Contamination Source Predictor(ConSPr): A software for contamination purity estimation, contamination genotype prediction, and contamination source tracing
ConSPr is a fast and robust method designed for cross-individual contamination level estimation, contamination source genotype inference and contamination source finding in customized panel experiments. Importantly, our method of estimating contamination in the tumor samples is not affected by copy number changes and is able to detect contamination levels as low as 1%,and When the pollution source is a single sample and the pollution proportion exceeds 5%, the pollution source can be accurately identified.
- Version: 1.0.0
- Author: cailili
- Contact: lilicai@chosenmedtech.com
Required input files: two bam files (tumor, normal)
Required software: GATK 3 and GATK 4 , Conpair,python 3 , scipy, numpy, pandas,java
Required data: Human genome file (GRCh37,GRCh38) ,bed,dbsnp
GRCh37:
The fasta file can be downloaded from: ftp://ftp.1000genomes.ebi.ac.uk/vol1/ftp/technical/reference/human_g1k_v37.fasta.gz
In order to be able use the fasta file as a reference 2 additional files are required:human_g1k_v37.dict
, human_g1k_v37.fa.fai
To create these files please follow: http://gatkforums.broadinstitute.org/gatk/discussion/1601/how-can-i-prepare-a-fasta-file-to-use-as-reference
The dbSNP file can be download from: ftp:/gsapubftp-anonymous@ftp.broadinstitute.org/bundle/hg19/dbsnp 138.hg19.vcf.gz
GRCh38:
The fasta file can be downloaded from: http://hgdownload.soe.ucsc.edu/goldenPath/hg38/bigZips/hg38.fa.gz
In order to be able use the fasta file as a reference 2 additional files are required:hg38.dict
, hg38.fa.fai
To create these files please follow: http://gatkforums.broadinstitute.org/gatk/discussion/1601/how-can-i-prepare-a-fasta-file-to-use-as-reference
The dbSNP file can be download from:ftp:/gsapubftp-anonymous@ftp.broadinstitute.org/bundle/hg38/dbsnp_138.hg38.vcf.gz
Dependencies:
- perl 5.28.1 or higher
- python 3.8.8 or higher
- numpy 1.7.0 or higher
- scipy 0.14.0 or higher
- pandas 1.2.4 or higher
- GATK 3.7
- GATK 4.1.9.0 or higher
- java 1.8.0_202 or higher
- conpair [https://github.com/nygenome/Conpair]
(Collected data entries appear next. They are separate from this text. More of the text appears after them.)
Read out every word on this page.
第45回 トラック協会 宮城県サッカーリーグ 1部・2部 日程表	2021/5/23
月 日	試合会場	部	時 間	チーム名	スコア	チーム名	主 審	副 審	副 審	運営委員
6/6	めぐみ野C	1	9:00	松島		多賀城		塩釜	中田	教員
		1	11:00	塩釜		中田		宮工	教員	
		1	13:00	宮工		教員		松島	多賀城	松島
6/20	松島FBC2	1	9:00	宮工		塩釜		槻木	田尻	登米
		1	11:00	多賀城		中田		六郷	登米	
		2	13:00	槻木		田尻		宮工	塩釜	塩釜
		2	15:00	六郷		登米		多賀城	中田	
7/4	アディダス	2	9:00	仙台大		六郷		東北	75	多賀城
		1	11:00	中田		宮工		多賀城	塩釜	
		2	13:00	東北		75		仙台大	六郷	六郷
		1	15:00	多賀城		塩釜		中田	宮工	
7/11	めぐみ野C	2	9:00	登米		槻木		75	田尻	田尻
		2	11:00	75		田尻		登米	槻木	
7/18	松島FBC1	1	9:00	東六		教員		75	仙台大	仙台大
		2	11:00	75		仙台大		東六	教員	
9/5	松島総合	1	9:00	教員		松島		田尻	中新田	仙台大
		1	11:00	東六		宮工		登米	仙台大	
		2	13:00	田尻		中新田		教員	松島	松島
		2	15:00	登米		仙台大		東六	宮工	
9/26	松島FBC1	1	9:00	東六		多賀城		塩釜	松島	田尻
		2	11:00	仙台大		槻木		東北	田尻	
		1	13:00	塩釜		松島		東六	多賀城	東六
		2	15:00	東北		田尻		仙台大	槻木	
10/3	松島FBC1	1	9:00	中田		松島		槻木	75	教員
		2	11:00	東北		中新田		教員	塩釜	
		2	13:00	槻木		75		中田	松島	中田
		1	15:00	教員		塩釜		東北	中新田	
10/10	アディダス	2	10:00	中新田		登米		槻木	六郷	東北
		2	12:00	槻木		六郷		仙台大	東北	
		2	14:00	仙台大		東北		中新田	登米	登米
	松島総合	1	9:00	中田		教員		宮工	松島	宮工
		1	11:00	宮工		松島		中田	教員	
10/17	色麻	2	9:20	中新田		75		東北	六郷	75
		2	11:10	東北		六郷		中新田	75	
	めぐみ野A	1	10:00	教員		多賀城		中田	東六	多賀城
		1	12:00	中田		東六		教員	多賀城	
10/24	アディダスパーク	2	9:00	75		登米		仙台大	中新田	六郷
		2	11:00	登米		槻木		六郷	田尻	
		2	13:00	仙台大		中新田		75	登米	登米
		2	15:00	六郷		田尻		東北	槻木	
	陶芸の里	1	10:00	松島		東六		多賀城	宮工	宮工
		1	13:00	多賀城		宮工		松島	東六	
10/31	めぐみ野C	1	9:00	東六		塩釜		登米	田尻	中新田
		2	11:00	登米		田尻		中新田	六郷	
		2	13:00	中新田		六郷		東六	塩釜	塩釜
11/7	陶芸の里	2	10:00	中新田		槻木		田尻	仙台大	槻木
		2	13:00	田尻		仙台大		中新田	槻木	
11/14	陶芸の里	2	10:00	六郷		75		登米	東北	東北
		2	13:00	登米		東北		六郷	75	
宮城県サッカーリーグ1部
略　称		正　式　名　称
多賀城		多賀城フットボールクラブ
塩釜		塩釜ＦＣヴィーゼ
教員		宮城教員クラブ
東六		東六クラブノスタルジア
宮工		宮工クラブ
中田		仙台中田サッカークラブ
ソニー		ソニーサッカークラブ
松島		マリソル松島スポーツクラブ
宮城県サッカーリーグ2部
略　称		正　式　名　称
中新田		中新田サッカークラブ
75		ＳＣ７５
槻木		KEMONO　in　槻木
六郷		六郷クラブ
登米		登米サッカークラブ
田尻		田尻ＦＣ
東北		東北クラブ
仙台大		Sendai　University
Modify Configuration file:
vi ConSPr/bin/Config_Contamination.txt
PERL = ${your_perl}
PYTHON3 = ${your_python3}
JAVA=${your_java}
gatk=${your_gatk3}
GATK=${your_gatk4}
ref=${your_genome_dir}/human_g1k_v37.fasta
ref_fai=${your_genome_dir}/human_g1k_v37.fasta.fai
ref_dict=${your_genome_dir}/human_g1k_v37.dict
ref_2bit=${your_genome_dir}/human_g1k_v37.fasta.2bit
realign_599=${your_file_dir}/align.bed
realign_autoChr=${your_file_dir}/autoChr.bed
dbsnp=${your_file_dir}/dbsnp_138.hg19.vcf
baseline=${your_file_dir}/compair.vcf
Write Samplelist: In order to ensure that the input bam file can be found, please link the bam file to a directory, and the bam file suffix is sample_T.rmdup.sort.bam
序号 订单编号 样本编号_肿瘤 样本编号_对照
1 Prefix_N Sample_T Sample_N
Most common usage and additional options:
To run ConSPr:
$(python3) ${ConSPr}/bin/MainProcess.py --outdir ${outdir} --libsampleinfo Samplelist --bamdir ${bam_dir} --name 20231030
Optional:
--help show help message and exit
--outdir OUTDIR Output Dir[Required]
--libsampleinfo LIBSAMPLEINFO Laboratory sample information sheet
--cpu CPU The maximum number of samples to be delivered.
--name NAME project name
Searching for sources of contamination in a library of candidate contamination samples:
${python3} ${ConSPr}/bin/Source/find.py --outdir ${outdir} --baseline ${baseline} --prefix ${prefix} --pollution ${pollutionfile} --indir ${candidate_database} --pollutionCutoff ${pollutioncutoff}
Optional:
--help show help message and exit
--outdir OUTDIR Outdir
--baseline BASELINE Dir of model file
--prefix PREFIX file name
--pollution POLLUTION Pollution_Genetype_file
--indir INDIR normal germline files
--pollutionCutoff POLLUTIONCUTOFF pollution sources cutoff default 0.9
Contamination
An example of a contamination file can be viewed here: ([`contamination.stat.xls`](${ConSPr}/example/sample1/sample1/Pair/Contamina/Conpair/sample1_contamination.stat.xls)).
Contamination Genotype
An example of a genetype file can be viewed here: ([`pollution.change.genetype.xls`](ConSPr/example/sample1/sample1/Pair/Genotype/sample1.sample.pollution.change.genetype.xls)).
Contamination Source
An example of a pollution sample source file can be viewed here: ([`pollution.source_result.xls`](ConSPr/example/sample1/source/sample.pollotion.source_result.xls)).